Los primeros recuerdos que tengo
son del año 1998. Es la primera noción que tengo de estar vivo y de saber una
fecha concreta: la primera noción que tengo del tiempo. De salir un poco del letargo que
es la niñez, una borrachera nefasta, y escuchar de los demás, de la radio, la
tele o de las formas que miraba desde el carro pintadas en las paredes, o en los
calendarios de las gasolineras Shell, que estaba corriendo el año 98.
Tenía 4 años y es el tiempo de
las primeras imágenes que tengo, que todavía sobreviven recortadas sobre mi
mente. El disfraz amarillo de la mascota de Pollo Campero, una piscina en las
Lisas y el olor denso de la marea baja en el canal, del fango invadido de
cangrejos. El mangle arrejuntado en una secuencia interminable de árboles
puestos de cabeza.

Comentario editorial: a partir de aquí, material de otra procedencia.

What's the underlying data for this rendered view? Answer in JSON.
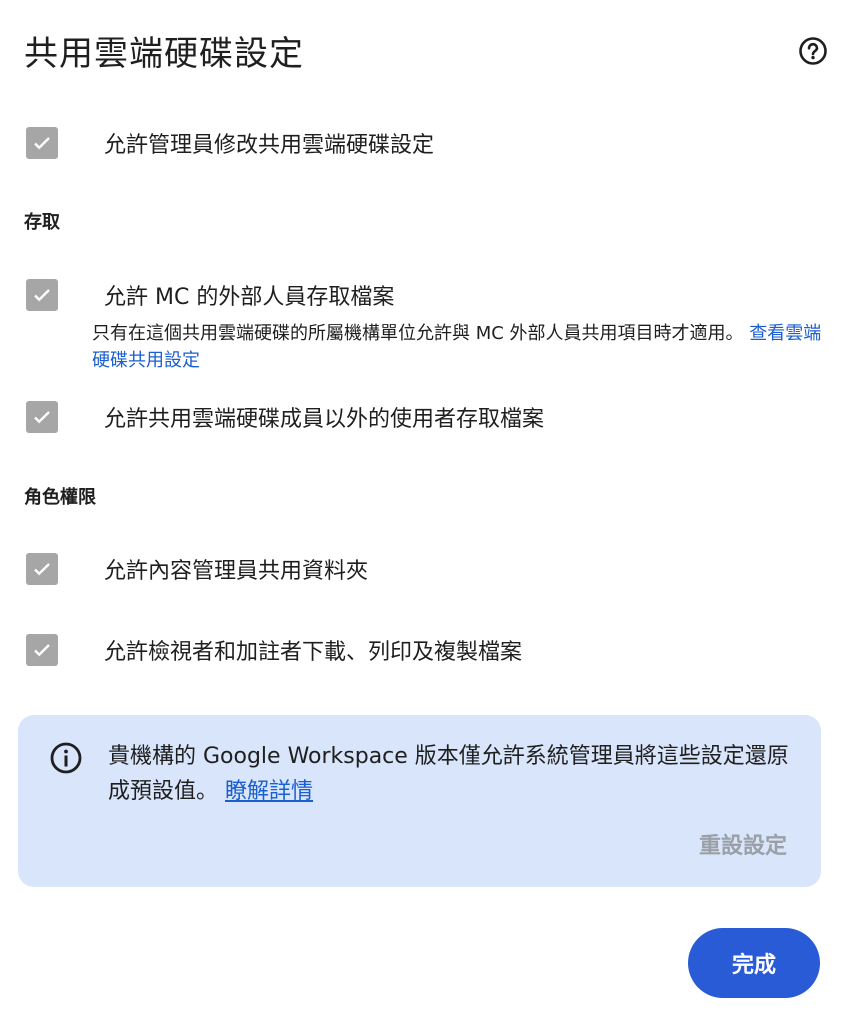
{
  "title": "共用雲端硬碟設定",
  "icons": {
    "help": "help-circle-icon",
    "check": "check-icon",
    "info": "info-icon"
  },
  "options": {
    "allow_admin_modify": "允許管理員修改共用雲端硬碟設定",
    "allow_external_mc": "允許 MC 的外部人員存取檔案",
    "allow_non_members": "允許共用雲端硬碟成員以外的使用者存取檔案",
    "allow_content_managers_share_folders": "允許內容管理員共用資料夾",
    "allow_viewers_download": "允許檢視者和加註者下載、列印及複製檔案"
  },
  "checked": {
    "allow_admin_modify": true,
    "allow_external_mc": true,
    "allow_non_members": true,
    "allow_content_managers_share_folders": true,
    "allow_viewers_download": true
  },
  "sections": {
    "access": "存取",
    "roles": "角色權限"
  },
  "external_note": {
    "text": "只有在這個共用雲端硬碟的所屬機構單位允許與 MC 外部人員共用項目時才適用。 ",
    "link": "查看雲端硬碟共用設定"
  },
  "banner": {
    "text": "貴機構的 Google Workspace 版本僅允許系統管理員將這些設定還原成預設值。 ",
    "link": "瞭解詳情",
    "reset_label": "重設設定"
  },
  "done_label": "完成",
  "colors": {
    "checkbox_disabled": "#a6a6a6",
    "banner_bg": "#d9e5fb",
    "link": "#1a5ecf",
    "primary": "#2a5bd7"
  }
}
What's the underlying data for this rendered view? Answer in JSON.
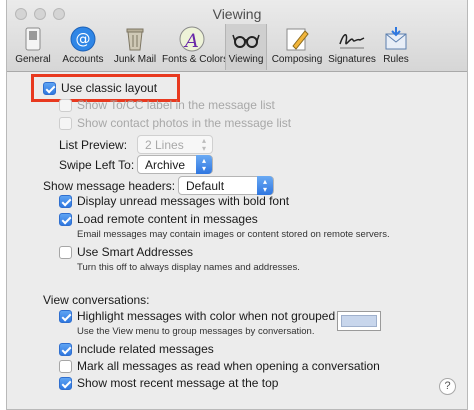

El tufo de una lata vacía de cerveza abandonada en mitad de la arena.
Mi madre, por quien siempre tuve
la debilidad de la más honda ternura, el punto más grande de vulnerabilidad en
mi vida, hablando por teléfono en la casa de Monte María, sus dientes
blanquísimos mientras sonríe y vigila mis movimientos de borrachito desde el auricular. Después abro la puerta del fondo, mi papá sentado en un
escritorio, sus ojos ocupados en algunos papeles antes de verme y saludarme
moviéndome el pelo con la mano, como a un perro. “Hola Dani. Hola fiera.”